Fort Pampus

Pampus Xperience

For Fortress Island Pampus just offshore near Amsterdam, Haute Technique created six interactive games that tell the fort’s history by making use of contemporary gameplay.

When entering the fortress all visitors are handed out a Pampus Key. After unlocking the games with these the visitors are introduced into fictive situations. In the morse game for example the visitors have to get a accurate message across using an actual morse key. On the screen the morse lettres slide by guitar-hero style to provoke competition between the players.

In the canteen the visitors can sit down at half a table to take a quiz. The other half of the table is projected onto a glass surface, showing the captain and his crew as if they’re having dinner with them. The multiple choice quiz presented by the captain is not answered by simply hitting a button, but by actually pointing towards the right answer.

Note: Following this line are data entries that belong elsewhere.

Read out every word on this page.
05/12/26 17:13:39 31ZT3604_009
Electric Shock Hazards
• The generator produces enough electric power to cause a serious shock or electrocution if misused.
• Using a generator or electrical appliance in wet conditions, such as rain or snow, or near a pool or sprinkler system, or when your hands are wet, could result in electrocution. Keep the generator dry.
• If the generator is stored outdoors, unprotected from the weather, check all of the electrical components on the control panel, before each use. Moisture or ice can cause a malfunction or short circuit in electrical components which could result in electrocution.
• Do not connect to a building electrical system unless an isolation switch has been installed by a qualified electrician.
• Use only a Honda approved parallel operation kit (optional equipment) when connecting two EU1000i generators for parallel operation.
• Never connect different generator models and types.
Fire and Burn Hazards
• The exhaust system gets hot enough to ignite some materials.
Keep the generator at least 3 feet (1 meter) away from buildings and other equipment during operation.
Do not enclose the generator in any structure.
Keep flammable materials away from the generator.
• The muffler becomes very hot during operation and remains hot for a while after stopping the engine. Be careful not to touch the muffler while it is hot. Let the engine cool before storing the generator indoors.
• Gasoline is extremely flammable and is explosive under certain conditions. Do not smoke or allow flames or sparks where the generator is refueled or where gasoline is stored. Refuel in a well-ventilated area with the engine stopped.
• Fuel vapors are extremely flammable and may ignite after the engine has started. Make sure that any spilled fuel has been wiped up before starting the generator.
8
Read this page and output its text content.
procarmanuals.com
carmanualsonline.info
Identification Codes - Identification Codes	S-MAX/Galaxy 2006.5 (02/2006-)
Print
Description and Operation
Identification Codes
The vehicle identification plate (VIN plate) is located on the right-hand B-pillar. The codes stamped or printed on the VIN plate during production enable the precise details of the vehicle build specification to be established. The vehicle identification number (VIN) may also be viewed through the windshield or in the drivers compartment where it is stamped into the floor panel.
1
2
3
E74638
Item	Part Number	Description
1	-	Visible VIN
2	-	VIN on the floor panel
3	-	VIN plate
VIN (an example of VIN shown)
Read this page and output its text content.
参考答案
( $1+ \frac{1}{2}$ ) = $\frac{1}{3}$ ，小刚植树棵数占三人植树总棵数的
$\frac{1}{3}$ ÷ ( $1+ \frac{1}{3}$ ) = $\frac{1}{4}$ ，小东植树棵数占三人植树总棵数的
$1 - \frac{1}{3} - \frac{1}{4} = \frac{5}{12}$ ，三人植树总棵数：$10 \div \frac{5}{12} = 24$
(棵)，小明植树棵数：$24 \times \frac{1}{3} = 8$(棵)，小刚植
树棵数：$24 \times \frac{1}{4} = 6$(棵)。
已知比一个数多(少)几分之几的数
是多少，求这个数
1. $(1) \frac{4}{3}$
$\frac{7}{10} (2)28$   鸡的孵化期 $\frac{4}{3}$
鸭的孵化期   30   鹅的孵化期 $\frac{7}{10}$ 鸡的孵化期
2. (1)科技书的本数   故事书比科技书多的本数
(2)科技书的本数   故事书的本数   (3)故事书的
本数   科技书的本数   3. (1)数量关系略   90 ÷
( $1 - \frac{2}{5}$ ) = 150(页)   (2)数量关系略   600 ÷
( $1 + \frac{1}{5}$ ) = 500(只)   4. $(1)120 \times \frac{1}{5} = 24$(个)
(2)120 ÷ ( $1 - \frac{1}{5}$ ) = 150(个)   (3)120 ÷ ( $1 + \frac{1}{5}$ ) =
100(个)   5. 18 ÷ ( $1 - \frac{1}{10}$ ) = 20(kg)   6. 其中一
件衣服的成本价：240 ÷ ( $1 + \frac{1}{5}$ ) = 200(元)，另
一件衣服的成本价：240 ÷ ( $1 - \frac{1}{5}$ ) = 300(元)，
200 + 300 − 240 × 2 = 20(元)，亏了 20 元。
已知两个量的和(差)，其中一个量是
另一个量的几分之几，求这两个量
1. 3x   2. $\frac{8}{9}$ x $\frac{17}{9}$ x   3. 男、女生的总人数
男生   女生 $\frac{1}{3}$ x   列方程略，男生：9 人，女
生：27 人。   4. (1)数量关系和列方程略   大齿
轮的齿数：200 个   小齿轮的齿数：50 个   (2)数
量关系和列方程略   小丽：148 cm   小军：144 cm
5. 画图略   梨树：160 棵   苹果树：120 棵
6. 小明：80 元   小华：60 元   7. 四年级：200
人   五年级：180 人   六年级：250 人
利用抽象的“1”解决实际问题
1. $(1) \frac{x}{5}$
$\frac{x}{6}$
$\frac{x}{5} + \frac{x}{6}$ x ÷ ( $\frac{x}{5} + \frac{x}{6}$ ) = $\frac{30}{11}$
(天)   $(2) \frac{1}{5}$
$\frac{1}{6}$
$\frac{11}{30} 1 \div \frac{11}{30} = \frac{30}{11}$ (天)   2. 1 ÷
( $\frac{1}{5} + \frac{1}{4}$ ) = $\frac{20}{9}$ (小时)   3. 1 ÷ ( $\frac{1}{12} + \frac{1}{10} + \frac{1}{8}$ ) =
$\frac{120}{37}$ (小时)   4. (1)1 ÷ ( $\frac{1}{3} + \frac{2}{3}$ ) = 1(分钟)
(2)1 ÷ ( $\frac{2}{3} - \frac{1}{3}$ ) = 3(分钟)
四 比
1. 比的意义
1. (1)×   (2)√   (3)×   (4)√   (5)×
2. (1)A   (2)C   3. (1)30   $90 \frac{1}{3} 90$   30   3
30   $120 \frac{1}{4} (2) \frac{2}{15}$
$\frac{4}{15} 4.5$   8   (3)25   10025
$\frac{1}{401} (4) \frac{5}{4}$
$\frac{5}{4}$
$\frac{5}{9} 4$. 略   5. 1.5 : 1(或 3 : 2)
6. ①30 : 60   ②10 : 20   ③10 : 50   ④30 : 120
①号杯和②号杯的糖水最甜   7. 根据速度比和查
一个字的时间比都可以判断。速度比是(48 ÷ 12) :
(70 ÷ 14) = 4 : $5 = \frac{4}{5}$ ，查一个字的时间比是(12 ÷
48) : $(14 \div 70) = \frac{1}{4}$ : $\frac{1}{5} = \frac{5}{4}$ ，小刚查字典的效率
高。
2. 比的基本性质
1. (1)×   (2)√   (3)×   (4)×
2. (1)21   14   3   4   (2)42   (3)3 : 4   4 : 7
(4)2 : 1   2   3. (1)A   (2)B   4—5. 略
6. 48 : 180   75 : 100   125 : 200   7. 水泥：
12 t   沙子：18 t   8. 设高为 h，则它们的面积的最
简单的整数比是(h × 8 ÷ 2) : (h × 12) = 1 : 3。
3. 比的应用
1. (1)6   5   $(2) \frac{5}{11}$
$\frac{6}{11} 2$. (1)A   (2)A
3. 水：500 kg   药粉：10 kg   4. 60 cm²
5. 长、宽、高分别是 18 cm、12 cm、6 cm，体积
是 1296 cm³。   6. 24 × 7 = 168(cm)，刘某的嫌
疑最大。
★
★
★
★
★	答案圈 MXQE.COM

Other games contain physical elements like filling canon shells with gunpowder, or distributing projected soup over various plates. Through clever futuristic yet minimalist design, each game acquires a timeless nature, without interfering with the historic character of the fortress’s interior.

Backstory

Although it was never used for it’s actual purpose of defending Amsterdam in a war, the fortress of pampus has been trough a lot since it’s inception in 1887. Stripped bare from metal by the germans and wood by the inhabitants of Amsterdam in the second world war the fortress went into decline. In the sixties it was occupied by students, their stay is still visible in the graffiti. Eventually, some enthusiastic citizens turned it into the museum that is currently there.